Die Methode Kim: Abschreckung durch Irrsinn

Nordkoreas Jungdiktator ist zornig: Er droht dem Süden mit Krieg und den USA mit einem Atomschlag. Das sind bei allem Wahnwitz kalkulierte Provokationen - mit unabsehbaren Folgen.

Methode Abschreckung durch Irrsinn
Methode Abschreckung durch Irrsinn
Kim – (c) EPA (KCNA)

Der kleine Kim dreht durch. Eine Steigerung des rhetorischen Amoklaufs, den Nordkoreas Nachwuchsdiktator derzeit hinlegt, ist kaum vorstellbar: Nach Verhängung neuer UN-Sanktionen erklärte er den Nichtangriffspakt mit Südkorea für nichtig, drohte mit der Aufkündigung des Waffenstillstandsabkommens aus dem Jahr 1953, stellte einen Krieg zur Wiedervereinigung der koreanischen Halbinsel in Aussicht und drohte zum Drüberstreuen den USA mit einem präventiven Atomschlag.

Kim Jong-un, ungefähr (so genau weiß man das nicht) 30 Jahre alt, hat sich damit zweifellos schon zu Beginn seiner Despotenkarriere zum unangefochtenen Weltmeister apokalyptischen Größenwahns gekrönt. Zwei unangenehme Fragen bleiben jedoch offen: Muss man die wüsten Drohungen ernst nehmen? Und hat der nordkoreanische Wahnsinn Methode, oder agieren die Herren in Pjöngjang irrational?

Dass Nordkorea imstande ist, Atomraketen bis Amerika zu schießen, glaubt nicht einmal Kim. Sollte er es eines fernen Tages wagen, wären er und sein Regime ziemlich schnell ausgelöscht. Mit ähnlichen Konsequenzen müssten sie bei einem massiven Angriff auf Südkorea rechnen, wo 28.500 US-Soldaten stationiert sind. Eine begrenzte Attacke ist jedoch nicht auszuschließen: 2010 versenkten nordkoreanische Streitkräfte ein Kriegsschiff aus dem Süden und eröffneten das Feuer auf eine Grenzinsel.

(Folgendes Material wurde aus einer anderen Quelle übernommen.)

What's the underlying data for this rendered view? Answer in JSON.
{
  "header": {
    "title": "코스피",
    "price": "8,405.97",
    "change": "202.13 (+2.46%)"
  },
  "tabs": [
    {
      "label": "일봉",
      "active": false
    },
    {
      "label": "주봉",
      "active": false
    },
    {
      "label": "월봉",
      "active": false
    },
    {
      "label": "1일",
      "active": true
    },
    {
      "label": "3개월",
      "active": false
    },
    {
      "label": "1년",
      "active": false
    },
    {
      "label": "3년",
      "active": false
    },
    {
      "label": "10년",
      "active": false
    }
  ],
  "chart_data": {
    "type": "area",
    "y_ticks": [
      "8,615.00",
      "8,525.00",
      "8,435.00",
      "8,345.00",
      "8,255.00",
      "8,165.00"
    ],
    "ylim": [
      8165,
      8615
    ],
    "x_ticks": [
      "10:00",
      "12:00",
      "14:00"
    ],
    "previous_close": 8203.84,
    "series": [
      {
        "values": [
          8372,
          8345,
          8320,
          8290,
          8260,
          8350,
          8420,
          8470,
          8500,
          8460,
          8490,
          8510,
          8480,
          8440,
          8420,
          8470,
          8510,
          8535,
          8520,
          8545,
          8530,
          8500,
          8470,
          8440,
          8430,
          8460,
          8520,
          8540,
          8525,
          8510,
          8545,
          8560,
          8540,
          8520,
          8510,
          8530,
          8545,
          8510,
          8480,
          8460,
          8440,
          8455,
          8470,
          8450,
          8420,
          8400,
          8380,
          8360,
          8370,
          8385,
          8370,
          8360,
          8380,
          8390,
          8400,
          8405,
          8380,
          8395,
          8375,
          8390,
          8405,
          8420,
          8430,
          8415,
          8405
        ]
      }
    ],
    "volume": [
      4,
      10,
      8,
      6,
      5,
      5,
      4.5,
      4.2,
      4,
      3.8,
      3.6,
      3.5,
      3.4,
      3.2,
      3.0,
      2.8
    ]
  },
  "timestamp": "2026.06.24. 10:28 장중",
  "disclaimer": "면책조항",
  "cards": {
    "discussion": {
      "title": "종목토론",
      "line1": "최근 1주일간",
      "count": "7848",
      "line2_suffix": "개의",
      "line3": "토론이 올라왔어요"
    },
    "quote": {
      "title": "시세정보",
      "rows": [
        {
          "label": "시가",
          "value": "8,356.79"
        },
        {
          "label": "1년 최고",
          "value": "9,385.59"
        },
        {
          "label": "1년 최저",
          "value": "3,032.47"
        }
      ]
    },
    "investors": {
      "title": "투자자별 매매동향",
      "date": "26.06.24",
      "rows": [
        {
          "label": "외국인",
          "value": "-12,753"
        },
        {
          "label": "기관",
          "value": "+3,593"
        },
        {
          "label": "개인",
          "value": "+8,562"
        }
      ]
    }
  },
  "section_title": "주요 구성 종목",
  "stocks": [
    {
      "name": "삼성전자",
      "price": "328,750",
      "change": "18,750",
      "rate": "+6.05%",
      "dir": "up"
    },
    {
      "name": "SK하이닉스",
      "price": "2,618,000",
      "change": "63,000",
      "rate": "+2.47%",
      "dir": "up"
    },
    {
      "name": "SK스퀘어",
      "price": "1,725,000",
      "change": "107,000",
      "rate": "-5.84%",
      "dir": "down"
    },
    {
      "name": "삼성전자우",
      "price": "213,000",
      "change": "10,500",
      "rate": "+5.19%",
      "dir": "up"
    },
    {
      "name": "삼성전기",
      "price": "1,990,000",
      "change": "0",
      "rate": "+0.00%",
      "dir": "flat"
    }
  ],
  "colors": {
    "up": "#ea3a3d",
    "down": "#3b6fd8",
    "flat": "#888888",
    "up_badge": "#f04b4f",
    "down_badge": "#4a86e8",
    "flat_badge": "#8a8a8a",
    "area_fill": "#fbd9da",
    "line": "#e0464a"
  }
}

Um seine Drohungen glaubwürdig zu erhalten, muss Kim sie manchmal mit Taten untermauern. Solche Provokationen aber können, und das ist die große Gefahr, außer Kontrolle geraten. In Seoul ist eine neue Präsidentin, Park Geun-hye, im Amt. Die Dame hat sich den Ruf einer gewissen Härte erworben. Sollte Kim glauben, sie testen zu müssen, könnte das unabsehbare Folgen haben. Und das führt zur zweiten Frage, ob die Truppe in Pjöngjang noch ganz dicht ist.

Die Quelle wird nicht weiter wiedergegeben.